To assure the confidentiality of the sensitive data stored in public cloud storages, the data owners should encrypt their data before submitting them to the clouds. However, it brings new challenge for us to effectively share the encrypted data in the public clouds. The paradigm of proxy re-encryption provides a promising solution to data sharing as it enables a data owner to delegate the decryption rights of the encrypted data to the authorized recipients without any direct interaction.
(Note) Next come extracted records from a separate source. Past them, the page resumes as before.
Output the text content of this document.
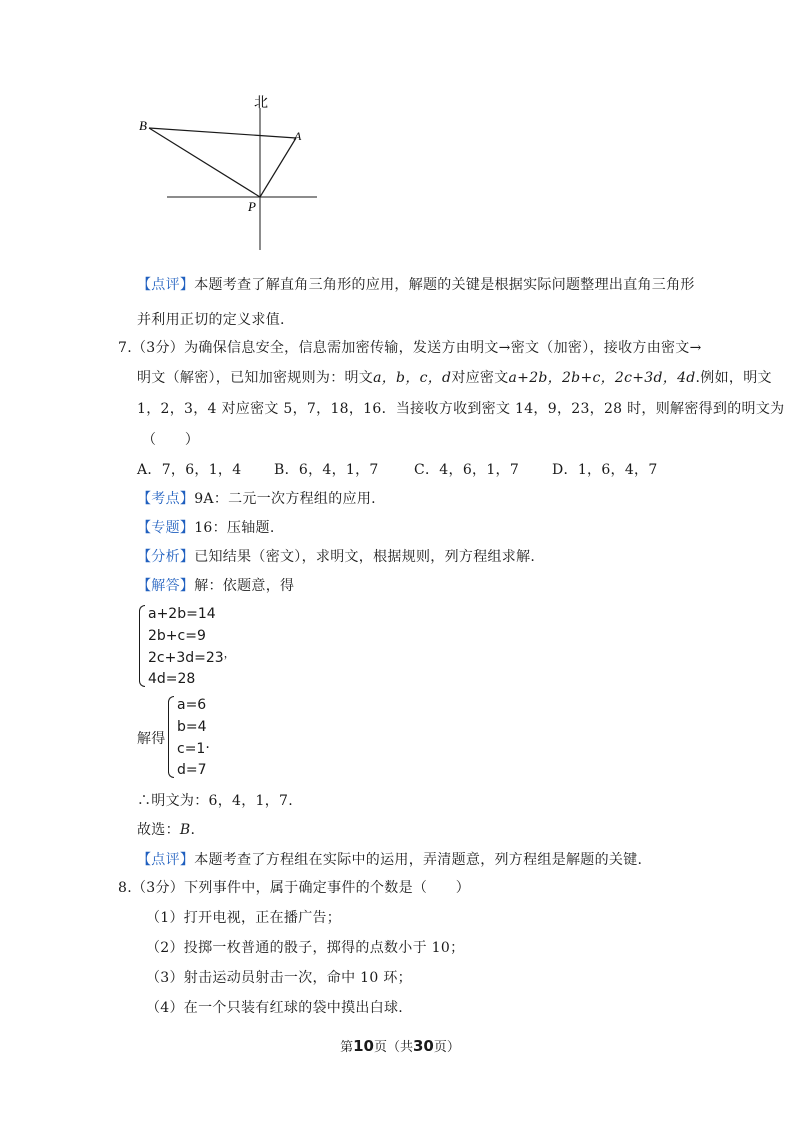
北
B
A
P
【点评】本题考查了解直角三角形的应用，解题的关键是根据实际问题整理出直角三角形
并利用正切的定义求值.
7.（3分）为确保信息安全，信息需加密传输，发送方由明文→密文（加密），接收方由密文→
明文（解密），已知加密规则为：明文a，b，c，d对应密文a+2b，2b+c，2c+3d，4d.例如，明文
1，2，3，4 对应密文 5，7，18，16．当接收方收到密文 14，9，23，28 时，则解密得到的明文为
（　　）
A．7，6，1，4 B．6，4，1，7	C．4，6，1，7 D．1，6，4，7
【考点】9A：二元一次方程组的应用.
【专题】16：压轴题.
【分析】已知结果（密文），求明文，根据规则，列方程组求解.
【解答】解：依题意，得
a+2b=14
2b+c=9
2c+3d=23，
4d=28
解得
a=6
b=4
c=1.
d=7
∴明文为：6，4，1，7.
故选：B.
【点评】本题考查了方程组在实际中的运用，弄清题意，列方程组是解题的关键.
8.（3分）下列事件中，属于确定事件的个数是（　　）
（1）打开电视，正在播广告；
（2）投掷一枚普通的骰子，掷得的点数小于 10；
（3）射击运动员射击一次，命中 10 环；
（4）在一个只装有红球的袋中摸出白球.
第10页（共30页）
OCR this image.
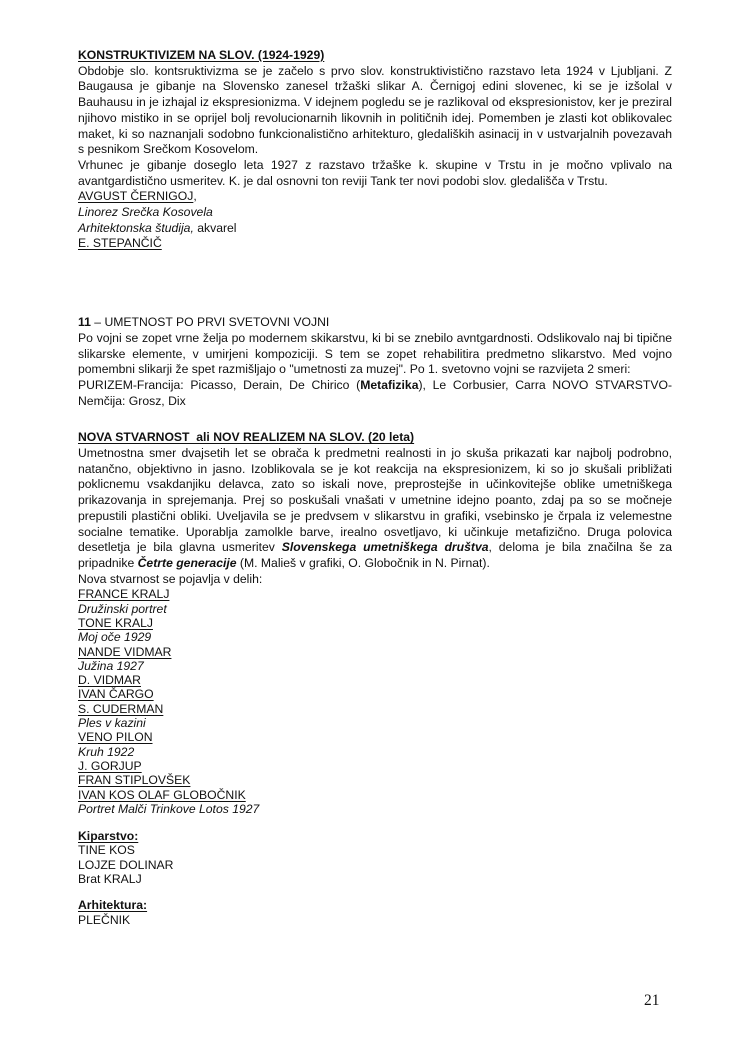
KONSTRUKTIVIZEM NA SLOV. (1924-1929)

Obdobje slo. kontsruktivizma se je začelo s prvo slov. konstruktivistično razstavo leta 1924 v Ljubljani. Z Baugausa je gibanje na Slovensko zanesel tržaški slikar A. Černigoj edini slovenec, ki se je izšolal v Bauhausu in je izhajal iz ekspresionizma. V idejnem pogledu se je razlikoval od ekspresionistov, ker je preziral njihovo mistiko in se oprijel bolj revolucionarnih likovnih in političnih idej. Pomemben je zlasti kot oblikovalec maket, ki so naznanjali sodobno funkcionalistično arhitekturo, gledaliških asinacij in v ustvarjalnih povezavah s pesnikom Srečkom Kosovelom.

Vrhunec je gibanje doseglo leta 1927 z razstavo tržaške k. skupine v Trstu in je močno vplivalo na avantgardistično usmeritev. K. je dal osnovni ton reviji Tank ter novi podobi slov. gledališča v Trstu.

AVGUST ČERNIGOJ,

Linorez Srečka Kosovela

Arhitektonska študija, akvarel

E. STEPANČIČ

11 – UMETNOST PO PRVI SVETOVNI VOJNI

Po vojni se zopet vrne želja po modernem skikarstvu, ki bi se znebilo avntgardnosti. Odslikovalo naj bi tipične slikarske elemente, v umirjeni kompoziciji. S tem se zopet rehabilitira predmetno slikarstvo. Med vojno pomembni slikarji že spet razmišljajo o "umetnosti za muzej". Po 1. svetovno vojni se razvijeta 2 smeri:

PURIZEM-Francija: Picasso, Derain, De Chirico (Metafizika), Le Corbusier, Carra NOVO STVARSTVO-Nemčija: Grosz, Dix

NOVA STVARNOST  ali NOV REALIZEM NA SLOV. (20 leta)

Umetnostna smer dvajsetih let se obrača k predmetni realnosti in jo skuša prikazati kar najbolj podrobno, natančno, objektivno in jasno. Izoblikovala se je kot reakcija na ekspresionizem, ki so jo skušali približati poklicnemu vsakdanjiku delavca, zato so iskali nove, preprostejše in učinkovitejše oblike umetniškega prikazovanja in sprejemanja. Prej so poskušali vnašati v umetnine idejno poanto, zdaj pa so se močneje prepustili plastični obliki. Uveljavila se je predvsem v slikarstvu in grafiki, vsebinsko je črpala iz velemestne socialne tematike. Uporablja zamolkle barve, irealno osvetljavo, ki učinkuje metafizično. Druga polovica desetletja je bila glavna usmeritev Slovenskega umetniškega društva, deloma je bila značilna še za pripadnike Četrte generacije (M. Malieš v grafiki, O. Globočnik in N. Pirnat).

Nova stvarnost se pojavlja v delih:

FRANCE KRALJ

Družinski portret

TONE KRALJ

Moj oče 1929

NANDE VIDMAR

Južina 1927

D. VIDMAR

IVAN ČARGO

S. CUDERMAN

Ples v kazini

VENO PILON

Kruh 1922

J. GORJUP

FRAN STIPLOVŠEK

IVAN KOS OLAF GLOBOČNIK

Portret Malči Trinkove Lotos 1927

Kiparstvo:

TINE KOS

LOJZE DOLINAR

Brat KRALJ

Arhitektura:

PLEČNIK

21
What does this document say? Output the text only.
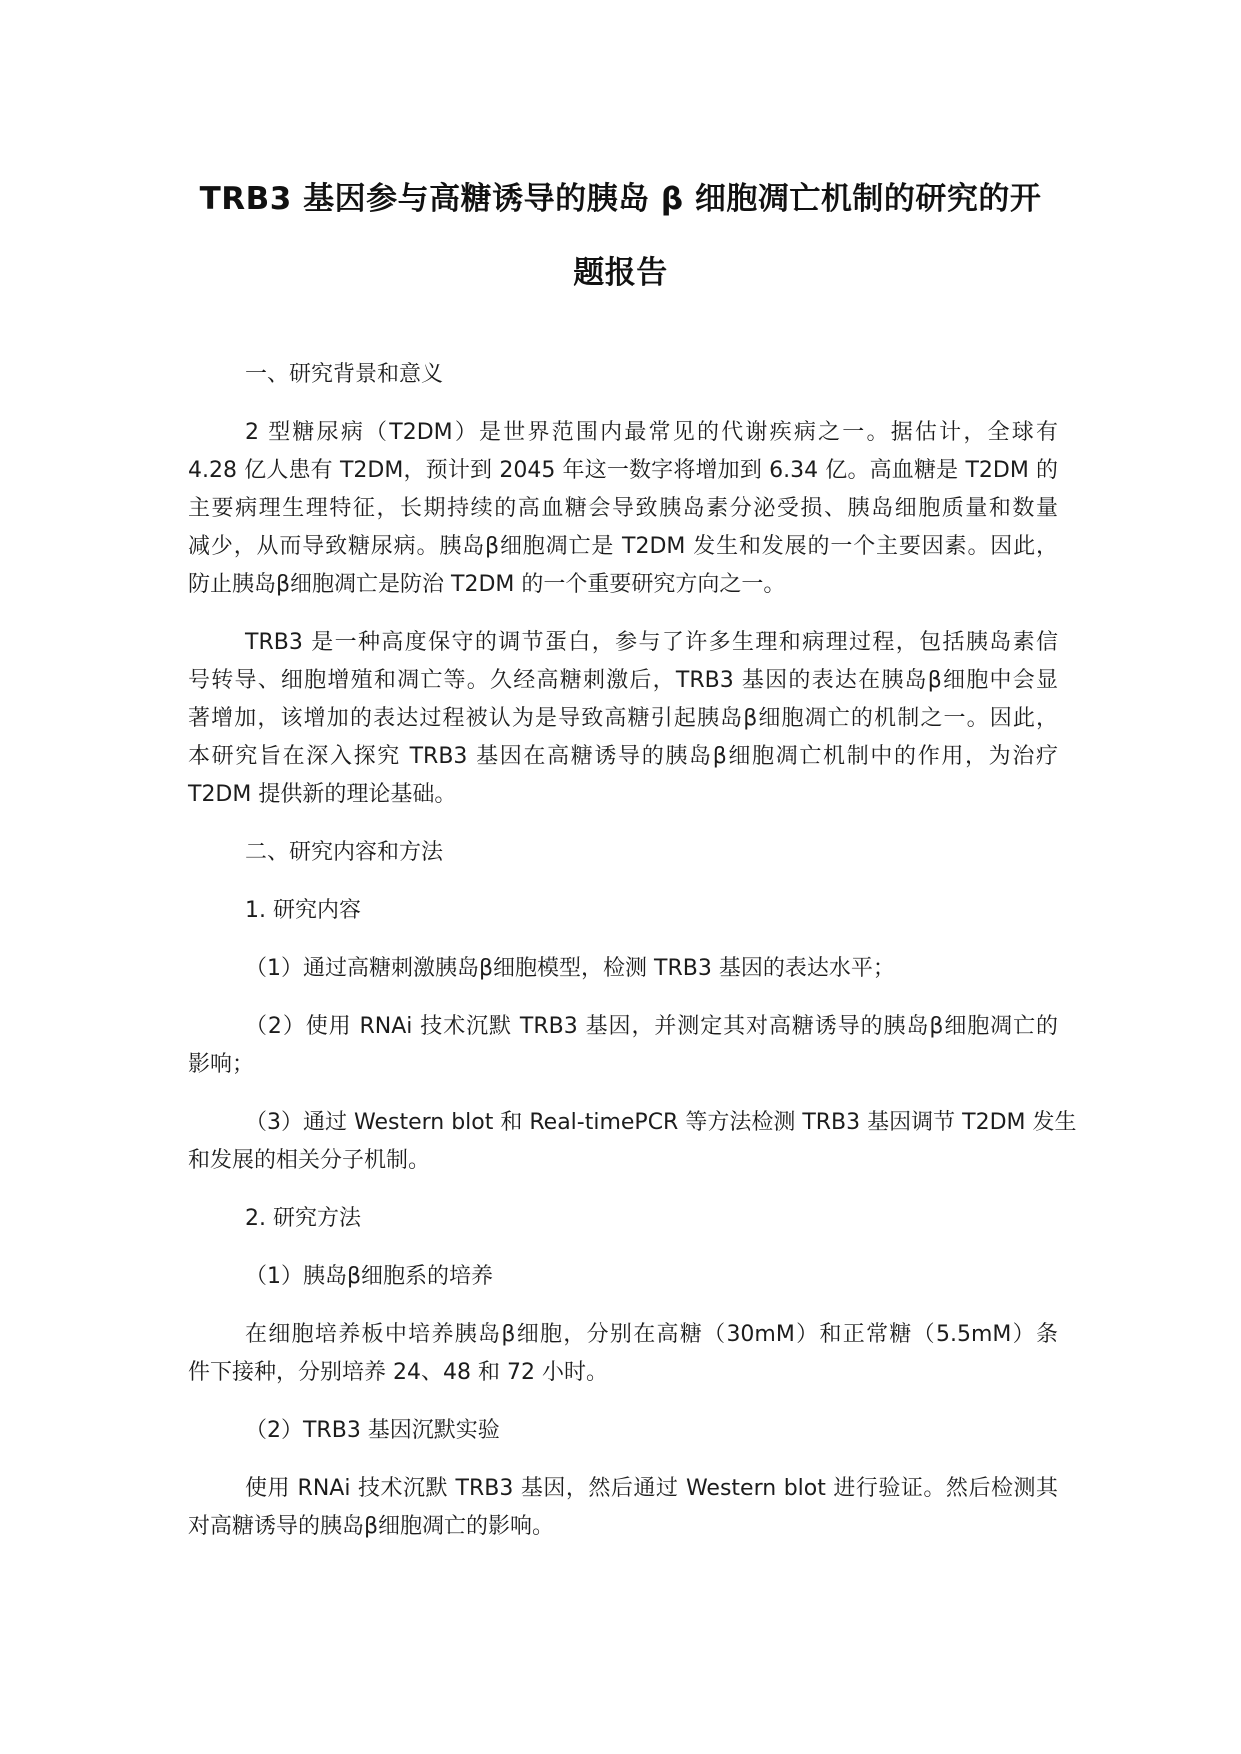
TRB3 基因参与高糖诱导的胰岛 β 细胞凋亡机制的研究的开
题报告
一、研究背景和意义
2 型糖尿病（T2DM）是世界范围内最常见的代谢疾病之一。据估计，全球有
4.28 亿人患有 T2DM，预计到 2045 年这一数字将增加到 6.34 亿。高血糖是 T2DM 的
主要病理生理特征，长期持续的高血糖会导致胰岛素分泌受损、胰岛细胞质量和数量
减少，从而导致糖尿病。胰岛β细胞凋亡是 T2DM 发生和发展的一个主要因素。因此，
防止胰岛β细胞凋亡是防治 T2DM 的一个重要研究方向之一。
TRB3 是一种高度保守的调节蛋白，参与了许多生理和病理过程，包括胰岛素信
号转导、细胞增殖和凋亡等。久经高糖刺激后，TRB3 基因的表达在胰岛β细胞中会显
著增加，该增加的表达过程被认为是导致高糖引起胰岛β细胞凋亡的机制之一。因此，
本研究旨在深入探究 TRB3 基因在高糖诱导的胰岛β细胞凋亡机制中的作用，为治疗
T2DM 提供新的理论基础。
二、研究内容和方法
1. 研究内容
（1）通过高糖刺激胰岛β细胞模型，检测 TRB3 基因的表达水平；
（2）使用 RNAi 技术沉默 TRB3 基因，并测定其对高糖诱导的胰岛β细胞凋亡的
影响；
（3）通过 Western blot 和 Real-timePCR 等方法检测 TRB3 基因调节 T2DM 发生
和发展的相关分子机制。
2. 研究方法
（1）胰岛β细胞系的培养
在细胞培养板中培养胰岛β细胞，分别在高糖（30mM）和正常糖（5.5mM）条
件下接种，分别培养 24、48 和 72 小时。
（2）TRB3 基因沉默实验
使用 RNAi 技术沉默 TRB3 基因，然后通过 Western blot 进行验证。然后检测其
对高糖诱导的胰岛β细胞凋亡的影响。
Certificate-based proxy re-encryption is a new cryptographic primitive to effectively support the data confidentiality in public cloud storages, which enjoys the advantages of certificate-based encryption while providing the functionalities of proxy re-encryption. In this paper, we propose a certificate-based proxy re-encryption scheme without bilinear pairings. The proposed scheme is proven secure under the computational Diffie-Hellman assumption in the random oracle model. Due to avoiding the time-consuming bilinear pairing operations, the proposed scheme significantly reduces the computation cost. Compared to the previous certificate-based proxy re-encryption schemes with bilinear pairings, it enjoys obvious advantage in the computation efficiency, and thus is more suitable for the computation-limited or power-constrained devices.